Tuesday, August 13, 2013

Bigatures: Using ideas from miniature wargaming in (quasi) real life


I haven't had much time for gaming since Historicon so this post isn't really about gaming per se. Rather, it's about an overlap between gaming and my other hobby, community theater. I recently used some miniature scenery building techniques to build scenery for a show I am in.

My kids have been involved in school theater for years now and I've helped out with scenery building on occasion, despite a complete lack of carpentry skills. Over the last couple of years, I gotten involved in acting myself, which in community theater means also helping with other aspects of production, including set building.
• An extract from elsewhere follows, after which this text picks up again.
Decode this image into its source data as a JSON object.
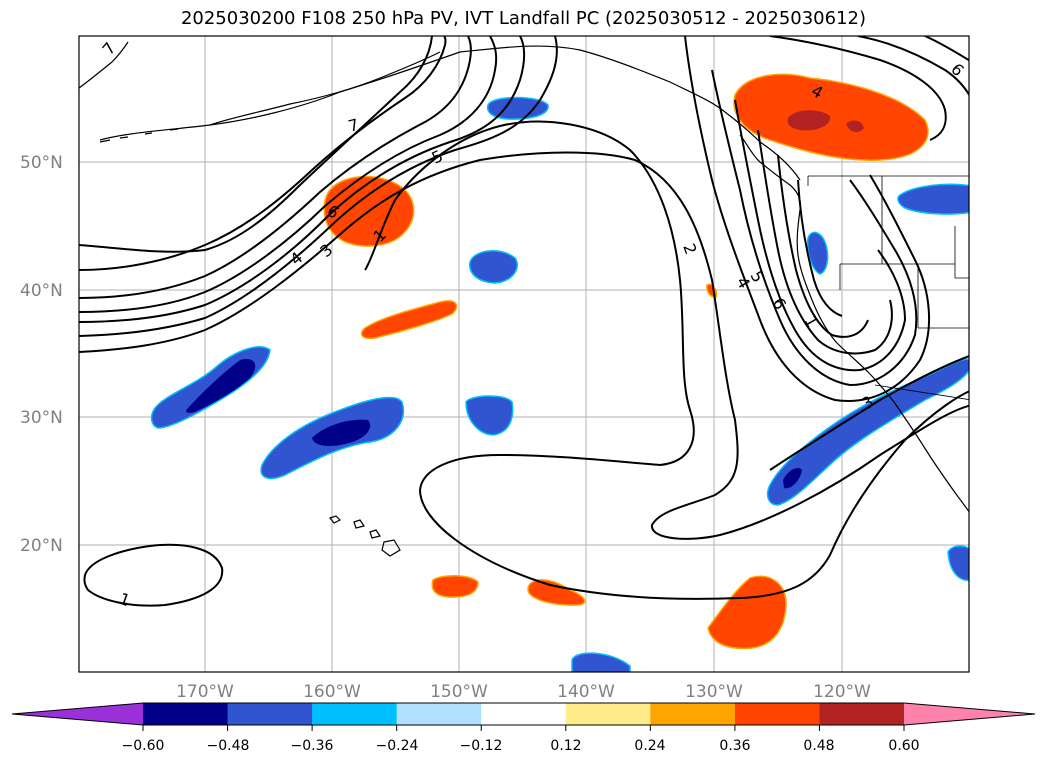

The show I am in now, a romantic comedy called Almost, Maine by John Cariani, takes place on a single winter night in a small town in northern Maine. The scenes all involve the interaction of people watching the northern lights. It’s done in the style of “magic realism” so some of the scenes contain somewhat surreal elements and the set is intended to be very stylized.

The problem was how to have a simple set where the northern lights could be prominently on display when you have an almost non-existent budget. At this point, the redoubtable but now sadly moribund Major General Tremorden Rederring Colonial Wargaming website came to the rescue. I recalled the instructions on how to create stylized mountain flats from this page:


http://web.archive.org/web/20080705040111/http://zeitcom.com/majgen/24mtsc.html

(Thankfully, that entire wonderful website is preserved on web.archive.org.)

We expanded it to create a slightly three dimensional back drop for the stage as well as creating snow piles scattered around stage. We used about 8 packs of the beaded foam insulation panels and some white batting. I used my heavy-duty Styrofoam cutter and my hot glue gun and went to town.


After I explained where I got the idea, the rest of the cast started calling the scenery, "Bigatures."


The whole thing cost less than $100 and I think it looks pretty good, if I do say so myself. It also works great for reflecting the northern lights effect that is really crucial to the plot.

1 comment:

pancerni said...

The best effects are the cheapest to do in stagework. Once, a group did a play using a brown stained scrim for a play where it was an important look. Another company, spent hundreds of dollars (did I mention this was the 1960's?) to produce the same effect, to no avail.

Finally they contacted the original group, the secret? Coffee grounds were used to stain the scrim.